The abolition of the Agricultural Wages Board (AWB) will accelerate the slide into poverty of 150,000 people working on the land in England and Wales, Unite, the largest union in the country, warned today.

Unite is calling on David Heath, the Minister of State in the Department for Environment, Food and Rural Affairs (DEFRA) to extend the consultation on the future of the AWB to at least 12 weeks, so that interested bodies, particularly small organisations, have enough time to formulate their arguments for the retention of the AWB.

Currently, the consultation is due to close on 12 November.

Unite national officer (rural and agriculture), Matt Draper, in his letter to the minister, accused DEFRA of moving at “breakneck speed”.

“In only four weeks, the fate of the measures that have contributed to the sustainment of rural life for some one hundred years could be sealed,” he said.

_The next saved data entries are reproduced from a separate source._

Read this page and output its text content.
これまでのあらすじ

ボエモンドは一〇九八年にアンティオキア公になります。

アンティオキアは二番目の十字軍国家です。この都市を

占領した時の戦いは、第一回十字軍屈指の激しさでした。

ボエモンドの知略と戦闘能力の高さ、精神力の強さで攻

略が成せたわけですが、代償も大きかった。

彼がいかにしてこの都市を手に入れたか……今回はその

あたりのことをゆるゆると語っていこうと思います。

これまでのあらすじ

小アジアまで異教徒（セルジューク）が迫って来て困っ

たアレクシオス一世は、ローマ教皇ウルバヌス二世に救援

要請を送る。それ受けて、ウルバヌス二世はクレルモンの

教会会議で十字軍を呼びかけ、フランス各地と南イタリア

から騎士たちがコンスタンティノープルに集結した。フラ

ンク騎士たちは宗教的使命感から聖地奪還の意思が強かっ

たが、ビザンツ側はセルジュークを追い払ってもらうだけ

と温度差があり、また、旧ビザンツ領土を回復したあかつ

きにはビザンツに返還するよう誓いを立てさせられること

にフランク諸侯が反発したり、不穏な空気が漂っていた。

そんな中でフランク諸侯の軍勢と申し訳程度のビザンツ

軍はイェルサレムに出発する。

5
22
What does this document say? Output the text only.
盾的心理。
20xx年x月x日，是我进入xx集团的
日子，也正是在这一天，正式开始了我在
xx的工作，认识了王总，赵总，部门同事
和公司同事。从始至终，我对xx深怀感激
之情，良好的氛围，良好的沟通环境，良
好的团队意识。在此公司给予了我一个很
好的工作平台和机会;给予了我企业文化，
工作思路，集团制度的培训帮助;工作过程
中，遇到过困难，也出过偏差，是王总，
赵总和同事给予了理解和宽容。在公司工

“Some 154,000 people’s working lives will be directly affected along with others in the rural economy whose terms and conditions mirror those of AWB workers.”

Unite pointed out while the Westminster government wanted to abolish the AWB in England and Wales, the devolved governments in Scotland and Northern Ireland were keeping their AWBs and there was a commitment by the Welsh Government to retain its AWB.

Mr Draper told the minister, who represents the rural Somerset seat of Somerton and Frome, that he previously supported an Early Day Motion which called for the AWB to be retained.

“This suggests that you understand the complex issues at play here,” he said.

Matt Draper said that Unite was not against the modernisation of the AWB, but that rural communities are economically fragile where low wages are the norm – and to afford some protection against rural poverty was the reason that the AWB, which has it origins in the First World War, came into being in the first place.